Es de notar, por lo demás, que muchos de los términos aludidos no responden a un étimo claro o, aun teniéndolo latino o griego, éste facilita poca o ninguna información sobre el vegetal y su función. Y en castellano abundan los nombres de plantas que, a falta de etimología clásica, se exornan con la consabida etiqueta de "prerromano", esto es, averígüelo Vargas: arándano, meruéndano, piruétano, árgoma, escaramujo...
Además, no pocos de los nombres botánicos que en las guías pasan por nombres "populares", no son sino una mera traducción de los nombres latinos o griegos. Caso muy conocido es el de la gayuba, a la que algunas guías dan como nombre castizo el de "uva de oso"; ahora bien, puesto que en griego el oso se llama ἄρκτος /árc-tos/, y el racimo de uvas σταφυλή /stá-fy-leé/ (razón por la cual los cocos que se arraciman se llaman estafilococos), el presunto casticismo se reduce a traducción mera del griego, como ya lo es el nombre latino uva ursi (que la ortodoxia gráfica de los binomios lineanos exige unir con guión): Arctostaphylos uva-ursi.

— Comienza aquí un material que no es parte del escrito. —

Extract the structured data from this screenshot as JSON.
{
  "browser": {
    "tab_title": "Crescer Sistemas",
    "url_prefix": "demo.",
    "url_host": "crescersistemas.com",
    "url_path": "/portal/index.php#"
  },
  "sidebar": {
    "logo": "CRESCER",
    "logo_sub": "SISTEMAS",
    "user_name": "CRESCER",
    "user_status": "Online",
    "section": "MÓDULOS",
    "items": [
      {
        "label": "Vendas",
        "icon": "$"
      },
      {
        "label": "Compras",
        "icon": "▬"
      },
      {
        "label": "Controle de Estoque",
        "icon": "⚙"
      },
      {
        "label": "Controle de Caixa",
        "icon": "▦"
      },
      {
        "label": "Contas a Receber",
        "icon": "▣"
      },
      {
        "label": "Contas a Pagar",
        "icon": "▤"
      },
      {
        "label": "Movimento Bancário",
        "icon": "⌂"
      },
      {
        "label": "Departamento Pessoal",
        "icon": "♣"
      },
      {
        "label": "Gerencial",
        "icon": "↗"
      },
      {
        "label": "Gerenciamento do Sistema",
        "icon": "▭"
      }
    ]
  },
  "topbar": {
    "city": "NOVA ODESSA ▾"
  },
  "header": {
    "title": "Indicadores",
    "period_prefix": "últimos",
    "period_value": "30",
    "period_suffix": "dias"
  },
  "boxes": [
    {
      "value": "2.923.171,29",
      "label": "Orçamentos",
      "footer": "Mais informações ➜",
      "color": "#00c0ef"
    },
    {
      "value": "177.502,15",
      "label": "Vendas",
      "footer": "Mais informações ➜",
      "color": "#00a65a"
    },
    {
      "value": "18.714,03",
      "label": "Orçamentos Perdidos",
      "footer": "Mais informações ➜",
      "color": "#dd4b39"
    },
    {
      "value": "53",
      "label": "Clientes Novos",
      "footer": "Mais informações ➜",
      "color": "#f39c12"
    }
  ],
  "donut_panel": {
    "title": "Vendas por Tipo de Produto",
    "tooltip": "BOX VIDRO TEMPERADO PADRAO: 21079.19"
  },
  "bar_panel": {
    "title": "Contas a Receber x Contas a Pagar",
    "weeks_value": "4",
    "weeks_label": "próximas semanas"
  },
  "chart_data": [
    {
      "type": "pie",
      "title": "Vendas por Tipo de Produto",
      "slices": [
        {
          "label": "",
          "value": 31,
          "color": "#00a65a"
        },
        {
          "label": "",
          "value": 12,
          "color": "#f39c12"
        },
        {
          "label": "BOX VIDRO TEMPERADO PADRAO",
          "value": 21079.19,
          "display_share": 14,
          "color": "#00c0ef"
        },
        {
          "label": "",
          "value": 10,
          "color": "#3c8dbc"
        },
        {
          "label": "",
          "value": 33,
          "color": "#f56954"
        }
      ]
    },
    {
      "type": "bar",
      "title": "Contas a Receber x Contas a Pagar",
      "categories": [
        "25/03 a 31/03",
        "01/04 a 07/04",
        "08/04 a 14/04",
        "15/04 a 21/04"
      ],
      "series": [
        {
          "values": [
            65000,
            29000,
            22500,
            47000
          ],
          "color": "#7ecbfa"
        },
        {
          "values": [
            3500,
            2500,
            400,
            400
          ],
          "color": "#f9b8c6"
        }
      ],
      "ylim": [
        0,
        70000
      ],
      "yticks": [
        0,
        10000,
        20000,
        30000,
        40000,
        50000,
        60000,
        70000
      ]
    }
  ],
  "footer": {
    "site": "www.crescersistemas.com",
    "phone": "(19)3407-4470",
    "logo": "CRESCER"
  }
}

Como último argumento diré que me disgustan los nombres piadosos que abundan en los presuntos nombres populares: la piedad del monje o del párroco herborista ha plagado nuestra nomenclatura vernácula de nazarenos, zapatitos de la virgen, varitas de san José, candelillas de san Juan, píos nombres a menudo bañados en almíbar de diminutivos, como menús en restaurante de vanguardia. Pero, en fin, esto ya entra en la psicopatología...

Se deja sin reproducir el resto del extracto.